What is the Molar Enthalpy of Neutralization in kJ/mol if 5.00 moles of HCl(aq) (acid) neutralized 5.00 moles of NaOH(aq) (base) and released 6649J of heat? *Make sure you report your answer using the correct sign*
DrBob222 gave me some help and I worked it out and got 1329.8 but my teacher says its still not right. HELP!
Is this a made up problem? You reported J/mol and the problem asks for kJ/mol. Since the reaction is exothermic your prof may want the negative sign included also.

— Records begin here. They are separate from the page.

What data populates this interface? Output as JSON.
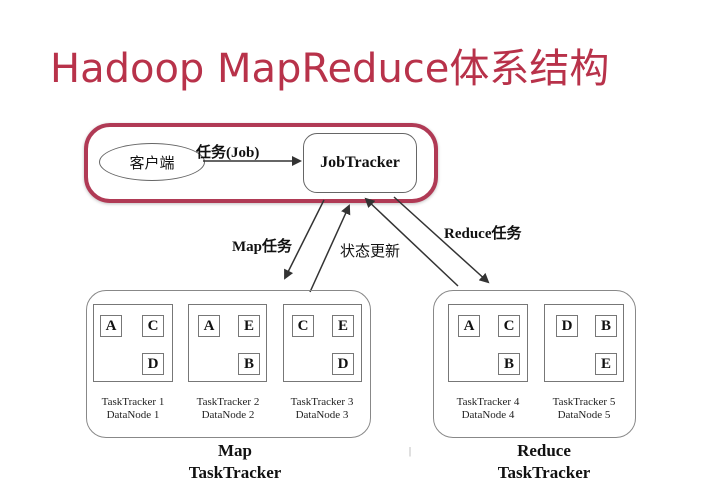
{
  "title": "Hadoop MapReduce体系结构",
  "client": {
    "label": "客户端"
  },
  "jobtracker": {
    "label": "JobTracker"
  },
  "edges": {
    "job": "任务(Job)",
    "map_task": "Map任务",
    "status_update": "状态更新",
    "reduce_task": "Reduce任务"
  },
  "map_group": {
    "caption_line1": "Map",
    "caption_line2": "TaskTracker",
    "nodes": [
      {
        "tasktracker": "TaskTracker 1",
        "datanode": "DataNode 1",
        "blocks": [
          "A",
          "C",
          "D"
        ]
      },
      {
        "tasktracker": "TaskTracker 2",
        "datanode": "DataNode 2",
        "blocks": [
          "A",
          "E",
          "B"
        ]
      },
      {
        "tasktracker": "TaskTracker 3",
        "datanode": "DataNode 3",
        "blocks": [
          "C",
          "E",
          "D"
        ]
      }
    ]
  },
  "reduce_group": {
    "caption_line1": "Reduce",
    "caption_line2": "TaskTracker",
    "nodes": [
      {
        "tasktracker": "TaskTracker 4",
        "datanode": "DataNode 4",
        "blocks": [
          "A",
          "C",
          "B"
        ]
      },
      {
        "tasktracker": "TaskTracker 5",
        "datanode": "DataNode 5",
        "blocks": [
          "D",
          "B",
          "E"
        ]
      }
    ]
  },
  "misc_mark": "|"
}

dH = -6649 J/5 mol = -1329.8 J/mol or -1.3298 kJ/mol and since you are limited to 3 significant figures I would round to 1.33 kJ/mol.
I still don't like that answer; the correct value for most acids/bases is 57.1 kJ/mol but if this is a made up problem that's beside the point. Let me know how this turns out. If I'm making an error I need to know it.
To solve this problem, we can use the formula:
Molar Enthalpy of Neutralization = Heat released (in J) / Number of moles of HCl reacted
First, we need to convert the heat released from joules (J) to kilojoules (kJ):
6649 J ÷ 1000 = 6.649 kJ
Now, we can substitute the values into the formula:
Molar Enthalpy of Neutralization = 6.649 kJ / 5.00 moles
Molar Enthalpy of Neutralization = 1.33 kJ/mol
So, according to my calculations, it appears that your answer of 1.3298 kJ/mol is very close. However, it seems like you rounded incorrectly. The correct answer, using the correct sign, would be 1.33 kJ/mol. Double-check your rounding and ensure you are reporting the answer with the correct number of significant figures.